The kids and their companions, who made up 29 small groups, were left in the room and told the adults would return in 15 minutes, but would be outside the room if the children needed them. They were told they could play with the toys on display; they were not told about the water pistols or guns.
Within 15 minutes, 48 of the 64 boys had found the real gun. Almost half, 30 of the boys, handled it, including pointing it at each other and looking down the barrel. And 16 of the boys, one-fourth of those in the study, tried to pull the trigger.
None of the children knew that the gun was not loaded, and only a few of them left the room to fetch an adult. More than 90 percent of the kids had received some sort of gun-safety instruction from parents or at school before the experiment, and more than half of those who handled the firearm were thought by their parents to have no real interest in guns.
"All of us in this project support the idea of teaching children safety around guns, but this demonstrates that parents should not trust those lessons for a heartbeat," said Dr. Arthur Kellermann, chief of emergency medicine at Emory and a co-author of the study. "Boys are boys. They are naturally curious and adventurous. And given the opportunity, a substantial percentage will handle a real gun if they find one."
The study results underline the need to securely store guns kept at home and suggests making child-proofing guns a priority, Kellermann said. "Since we can't make kids gun proof, why can't we make guns kid proof?" he added.
National Rifle Association spokesman Andrew Arulanandam said the study used a "pretty puny" sample. "You can certainly assume that the findings are artificial," he said.
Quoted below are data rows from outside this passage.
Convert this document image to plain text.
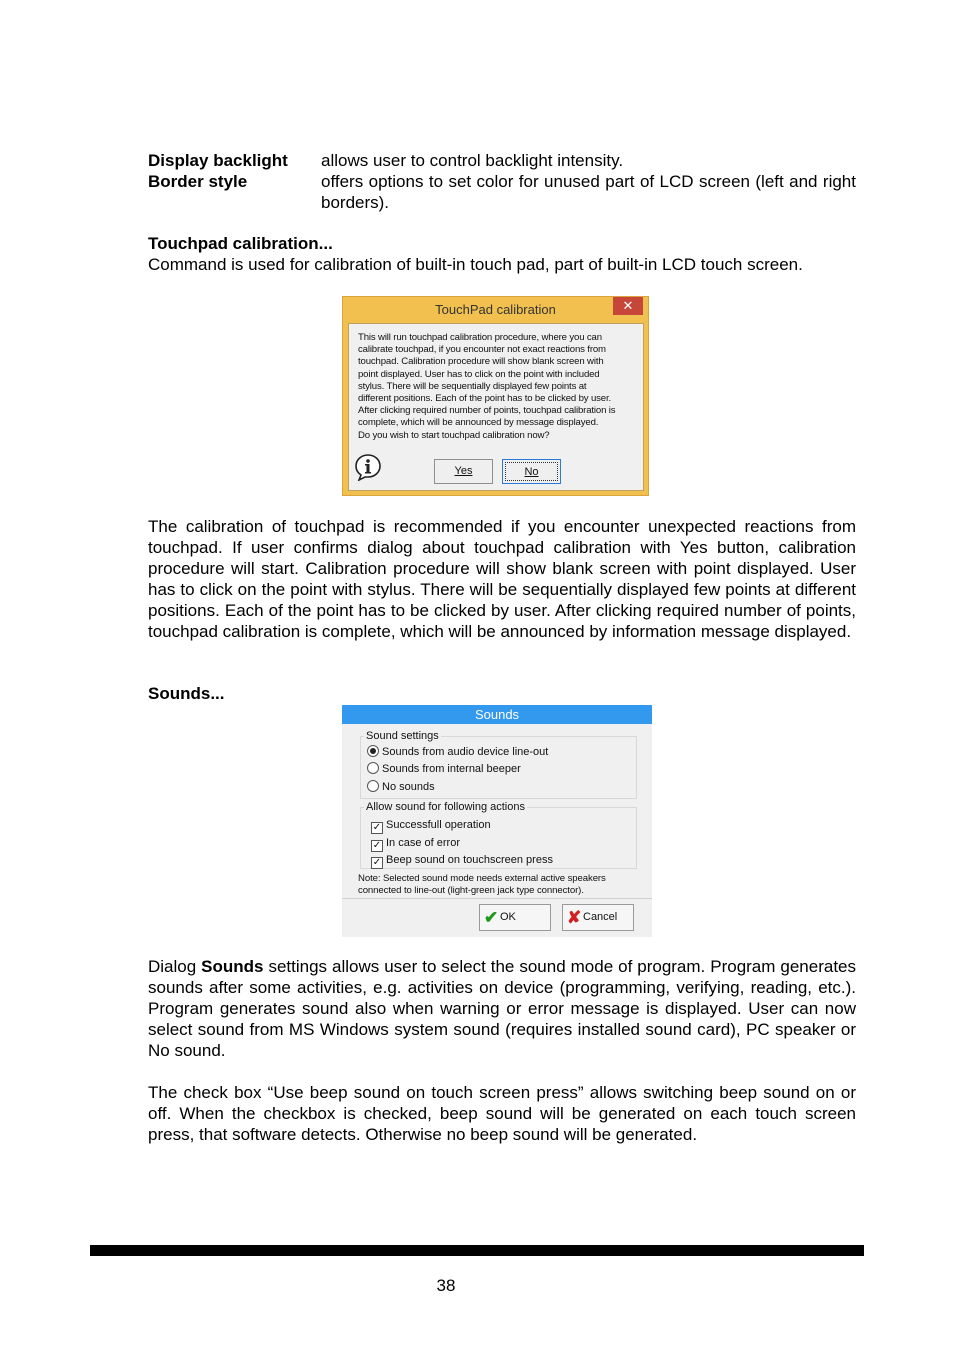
Display backlight	allows user to control backlight intensity.
Border style	offers options to set color for unused part of LCD screen (left and right borders).
Touchpad calibration...
Command is used for calibration of built-in touch pad, part of built-in LCD touch screen.
TouchPad calibration	✕
This will run touchpad calibration procedure, where you can
calibrate touchpad, if you encounter not exact reactions from
touchpad. Calibration procedure will show blank screen with
point displayed. User has to click on the point with included
stylus. There will be sequentially displayed few points at
different positions. Each of the point has to be clicked by user.
After clicking required number of points, touchpad calibration is
complete, which will be announced by message displayed.
Do you wish to start touchpad calibration now?
Yes	No
The calibration of touchpad is recommended if you encounter unexpected reactions from touchpad. If user confirms dialog about touchpad calibration with Yes button, calibration procedure will start. Calibration procedure will show blank screen with point displayed. User has to click on the point with stylus. There will be sequentially displayed few points at different positions. Each of the point has to be clicked by user. After clicking required number of points, touchpad calibration is complete, which will be announced by information message displayed.
Sounds...
Sounds
Sound settings
Sounds from audio device line-out
Sounds from internal beeper
No sounds
Allow sound for following actions
✓ Successfull operation
✓ In case of error
✓ Beep sound on touchscreen press
Note: Selected sound mode needs external active speakers
connected to line-out (light-green jack type connector).
✔ OK	✘ Cancel
Dialog Sounds settings allows user to select the sound mode of program. Program generates sounds after some activities, e.g. activities on device (programming, verifying, reading, etc.). Program generates sound also when warning or error message is displayed. User can now select sound from MS Windows system sound (requires installed sound card), PC speaker or No sound.
The check box “Use beep sound on touch screen press” allows switching beep sound on or off. When the checkbox is checked, beep sound will be generated on each touch screen press, that software detects. Otherwise no beep sound will be generated.
38
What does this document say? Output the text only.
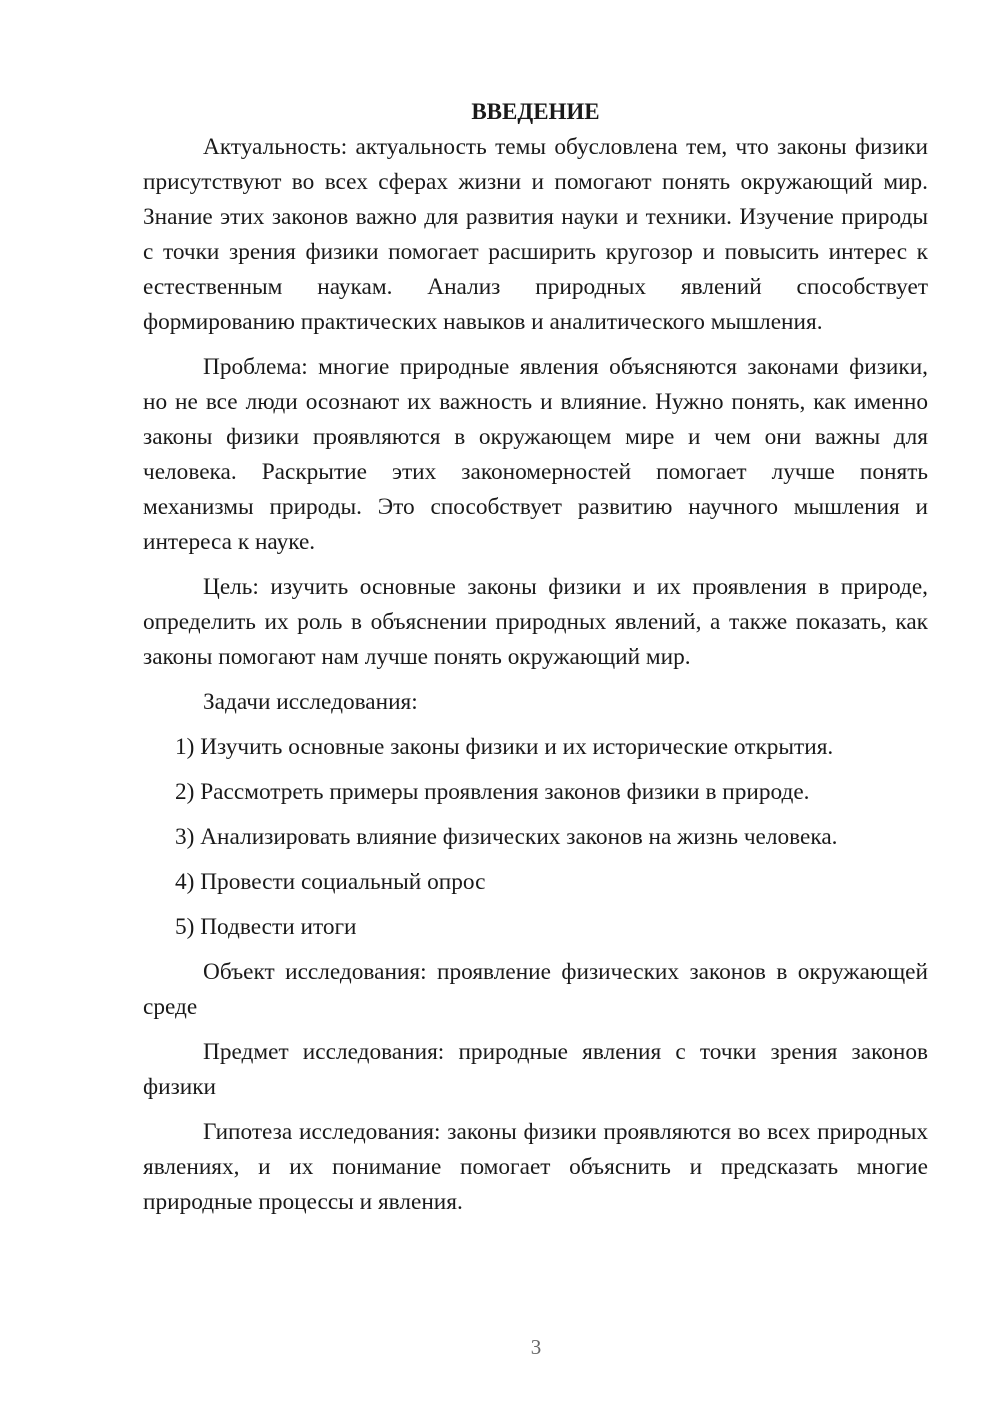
ВВЕДЕНИЕ

Актуальность: актуальность темы обусловлена тем, что законы физики присутствуют во всех сферах жизни и помогают понять окружающий мир. Знание этих законов важно для развития науки и техники. Изучение природы с точки зрения физики помогает расширить кругозор и повысить интерес к естественным наукам. Анализ природных явлений способствует формированию практических навыков и аналитического мышления.

Проблема: многие природные явления объясняются законами физики, но не все люди осознают их важность и влияние. Нужно понять, как именно законы физики проявляются в окружающем мире и чем они важны для человека. Раскрытие этих закономерностей помогает лучше понять механизмы природы. Это способствует развитию научного мышления и интереса к науке.

Цель: изучить основные законы физики и их проявления в природе, определить их роль в объяснении природных явлений, а также показать, как законы помогают нам лучше понять окружающий мир.

Задачи исследования:

1) Изучить основные законы физики и их исторические открытия.

2) Рассмотреть примеры проявления законов физики в природе.

3) Анализировать влияние физических законов на жизнь человека.

4) Провести социальный опрос

5) Подвести итоги

Объект исследования: проявление физических законов в окружающей среде

Предмет исследования: природные явления с точки зрения законов физики

Гипотеза исследования: законы физики проявляются во всех природных явлениях, и их понимание помогает объяснить и предсказать многие природные процессы и явления.

3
But psychologist Kevin Dwyer, a child-violence expert who was not involved in the research, called the results "extremely important." They suggest, he said, that just telling kids that they should not handle a gun is often not good enough.
"It means that we must have external control rather than education control, such as gun locks and reduced availability of firearms in situations where children can access them," Dwyer said.
Of course, your child will be different. You hope.